New York: Your move, Tiffany & Co.

That was the message from LVMH this week, as executives from the French luxury group arrived in New York to sell the merits of its proposed $14.5 billion takeover of the storied American jeweller.

After eyeing Tiffany for years, LVMH submitted an offer last month as it enjoys record cash flow and revenue while the blue box company struggles with falling sales and flattening profits, according to people familiar with the matter, who asked to not be identified because details of the discussions aren’t public.

Antonio Belloni, a board member at LVMH, travelled to New York on October 15 to present the takeover offer to Tiffany Chief Executive Officer Alessandro Bogliolo, a former chief operating officer of LVMH-owned Bulgari SpA, the people said.

While Belloni spoke with Tiffany Chairman Roger Farah after the initial proposal, the two companies haven’t engaged in discussions since then, the people added.

Tiffany is expected to reject the offer as being too low as early as this weekend, they said. Its board is meeting Sunday, according to people familiar with the matter.

Its board is carefully reviewing the proposal with the assistance of advisers to determine what’s best for the company and its shareholders, Tiffany said in a statement Monday. A representative for Tiffany declined to comment. A representative for LVMH also declined to comment.

Bulgari’s multiple

A key reason it is likely to rebuff the offer: Its senior executives believe the company should command a similar earnings multiple to other so-called true luxury acquisitions — notably, Bulgari, the people said.
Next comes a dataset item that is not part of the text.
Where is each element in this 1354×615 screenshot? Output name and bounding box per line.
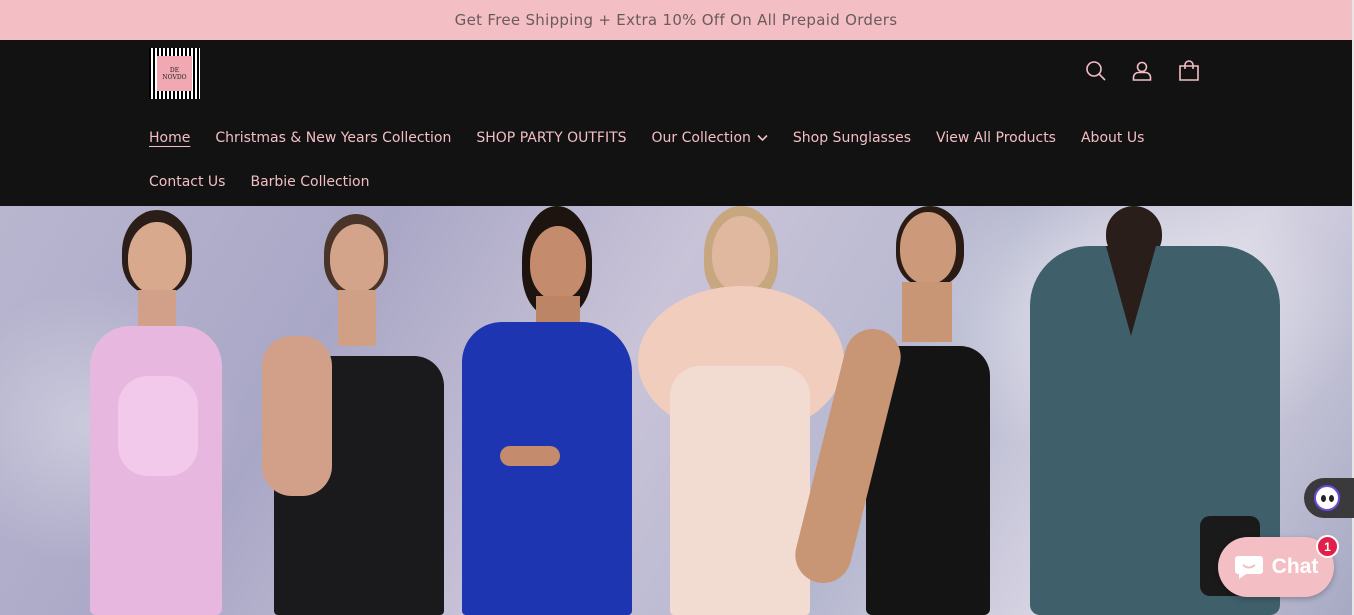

LVMH’s 2011 takeover of Bulgari valued the Italian jeweller at the equivalent of 28 times its trailing 12-months earnings before interest, taxes, depreciation and amortisation, or Ebitda, a key measure of cash flow, according to a research note this week from Rogerio Fujimori, an analyst with Royal Bank of Canada.
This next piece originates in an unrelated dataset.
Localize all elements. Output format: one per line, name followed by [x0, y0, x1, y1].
Its $120 per-share bid for Tiffany values the company at 14 times Ebitda, he said. Eight analysts tracked by Bloomberg have target prices of $130 or more for Tiffany.

The question now: How much more is LVMH willing to up its offer?

A tie-up between the two would see LVMH boost Tiffany’s marketing spending and pivot the company toward the higher-end products, the people familiar with the matter said.

Activist funds

The board of LVMH also believes Tiffany, which has recently battled two activist hedge funds, would benefit from being part of a larger conglomerate.

Tiffany, the largest public jeweller globally by market capitalisation, started freshening up its management three years. It appointed Reed Krakoff to head its design operations in 2017, succeeding Francesca Amfitheatrof, who left to be artistic direct at LVMH. Amfitheatrof had started the brand’s symbolic Tiffany T collection.